I also had to prepare for healthy habit #6 no sweets or alcoholic beverages. Ok so this seemed very doable for me and then it occurred to me there is a holiday to contend with. Easter Sunday the house was filled with Chocolate bunnies and jelly beans the little bit that my wife and I bought for the kids was nothing compared to what the grandparents brought them. In all honesty I broke down and had a couple of handfuls of jelly beans and a piece of chocolate. I was good for 6 of the 7 days and I'm going to give myself a pass on this. I wish I had better news, but I know this is a victory the portion was reasonable and I didn't lose it and eat chocolate all week, like I would have in the old days.
I even got a Spin class in Easter morning. My gym closed early that day which i knew it would, I also knew from the past that on holiday's Spinning classes are limited and bikes have to be reserved. I had to take action ahead of time so I could get my workout in for the day. In the past I probably would've used the excuse that the class is full and I'll just take the day off.
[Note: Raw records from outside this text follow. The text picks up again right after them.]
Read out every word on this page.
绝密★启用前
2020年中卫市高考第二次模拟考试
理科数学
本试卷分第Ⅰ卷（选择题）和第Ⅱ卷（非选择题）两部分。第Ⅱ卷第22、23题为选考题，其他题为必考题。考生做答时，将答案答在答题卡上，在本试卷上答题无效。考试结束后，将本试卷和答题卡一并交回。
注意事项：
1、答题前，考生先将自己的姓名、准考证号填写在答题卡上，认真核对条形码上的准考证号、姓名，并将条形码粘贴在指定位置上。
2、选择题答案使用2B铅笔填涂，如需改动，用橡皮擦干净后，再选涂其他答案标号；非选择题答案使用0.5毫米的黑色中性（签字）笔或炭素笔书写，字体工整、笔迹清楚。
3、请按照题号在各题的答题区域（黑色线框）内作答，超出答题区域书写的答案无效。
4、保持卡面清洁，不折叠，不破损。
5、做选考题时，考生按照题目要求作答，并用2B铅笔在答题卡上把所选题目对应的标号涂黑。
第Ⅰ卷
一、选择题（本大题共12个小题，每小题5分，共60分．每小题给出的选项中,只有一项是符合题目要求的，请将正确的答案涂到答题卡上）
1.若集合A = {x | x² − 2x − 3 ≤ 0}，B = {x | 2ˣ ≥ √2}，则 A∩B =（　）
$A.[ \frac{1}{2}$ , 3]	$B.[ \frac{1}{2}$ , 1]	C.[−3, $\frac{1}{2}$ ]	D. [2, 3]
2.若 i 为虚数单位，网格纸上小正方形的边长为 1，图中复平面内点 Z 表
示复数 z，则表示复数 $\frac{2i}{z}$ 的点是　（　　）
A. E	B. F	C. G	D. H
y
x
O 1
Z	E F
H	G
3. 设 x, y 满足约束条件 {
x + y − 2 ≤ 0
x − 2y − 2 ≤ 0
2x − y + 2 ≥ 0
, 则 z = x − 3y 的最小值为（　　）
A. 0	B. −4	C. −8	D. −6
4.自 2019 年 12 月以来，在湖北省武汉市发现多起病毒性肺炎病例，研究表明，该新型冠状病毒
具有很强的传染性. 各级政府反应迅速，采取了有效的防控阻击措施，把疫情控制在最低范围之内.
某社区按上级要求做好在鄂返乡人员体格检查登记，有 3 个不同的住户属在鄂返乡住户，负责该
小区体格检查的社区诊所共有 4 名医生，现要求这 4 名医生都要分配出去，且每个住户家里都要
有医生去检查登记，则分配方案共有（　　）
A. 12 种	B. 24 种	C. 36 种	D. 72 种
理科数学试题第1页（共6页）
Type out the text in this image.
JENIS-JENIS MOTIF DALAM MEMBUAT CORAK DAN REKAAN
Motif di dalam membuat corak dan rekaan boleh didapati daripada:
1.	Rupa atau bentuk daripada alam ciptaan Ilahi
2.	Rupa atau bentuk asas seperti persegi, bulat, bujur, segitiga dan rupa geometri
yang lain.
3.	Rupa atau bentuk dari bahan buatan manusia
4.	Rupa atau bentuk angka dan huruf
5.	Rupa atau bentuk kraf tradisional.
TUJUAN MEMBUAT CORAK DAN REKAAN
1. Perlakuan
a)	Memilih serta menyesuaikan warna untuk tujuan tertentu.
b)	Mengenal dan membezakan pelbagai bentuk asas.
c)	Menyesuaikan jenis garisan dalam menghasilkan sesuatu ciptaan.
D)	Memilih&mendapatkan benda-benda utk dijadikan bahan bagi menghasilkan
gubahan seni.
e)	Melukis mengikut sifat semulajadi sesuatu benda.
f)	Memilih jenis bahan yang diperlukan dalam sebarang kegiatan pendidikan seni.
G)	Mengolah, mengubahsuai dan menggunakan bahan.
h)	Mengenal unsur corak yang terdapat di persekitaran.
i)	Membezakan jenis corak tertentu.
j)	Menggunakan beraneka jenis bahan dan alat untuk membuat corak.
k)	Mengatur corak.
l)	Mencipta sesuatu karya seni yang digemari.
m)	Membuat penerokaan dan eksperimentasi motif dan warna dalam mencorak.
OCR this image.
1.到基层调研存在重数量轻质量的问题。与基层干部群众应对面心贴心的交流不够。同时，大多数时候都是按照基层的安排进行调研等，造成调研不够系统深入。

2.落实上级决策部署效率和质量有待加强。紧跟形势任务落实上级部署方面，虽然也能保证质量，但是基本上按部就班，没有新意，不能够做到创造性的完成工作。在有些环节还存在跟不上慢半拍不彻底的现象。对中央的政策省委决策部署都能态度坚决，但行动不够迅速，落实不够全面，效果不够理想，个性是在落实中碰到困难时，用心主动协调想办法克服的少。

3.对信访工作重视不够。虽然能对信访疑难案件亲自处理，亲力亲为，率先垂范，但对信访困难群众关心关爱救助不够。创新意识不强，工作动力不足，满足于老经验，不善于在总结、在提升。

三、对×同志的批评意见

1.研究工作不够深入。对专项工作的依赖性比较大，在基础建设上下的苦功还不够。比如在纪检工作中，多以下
And then the alcohol, I've found in the past that too much partying always sabotages any great plans for exercise and reasonable eating. I find that if I'm buzzed I let down my guard and start having some of the snacks that are usually in place when cocktails are being served. I start thinking, "everybody" else is eating this stuff (which we all know is untrue) a little can't be so bad...but alcohol and portion control are not friends. Factor in a morning hangover and the gym gets replaced with a lazy day and some greasy food. Add all this up the extra calories from the booze itself, the calories of snack foods served with drinks, the un-burned calories for not making the am spin class and the extra extra high calories from the junk eaten to feel "better" from the hangover, its more then a few steps backwards. I attribute this awful pattern as one of the reasons I re-gained a large portion of the weight I had lost from my experience on The Biggest Loser.
I've learned from my mistakes and I plan ahead...like being the driver on Easter Sunday, I knew there would be some wine served.
My wife deserved some fun and she knows moderation, probably better than me!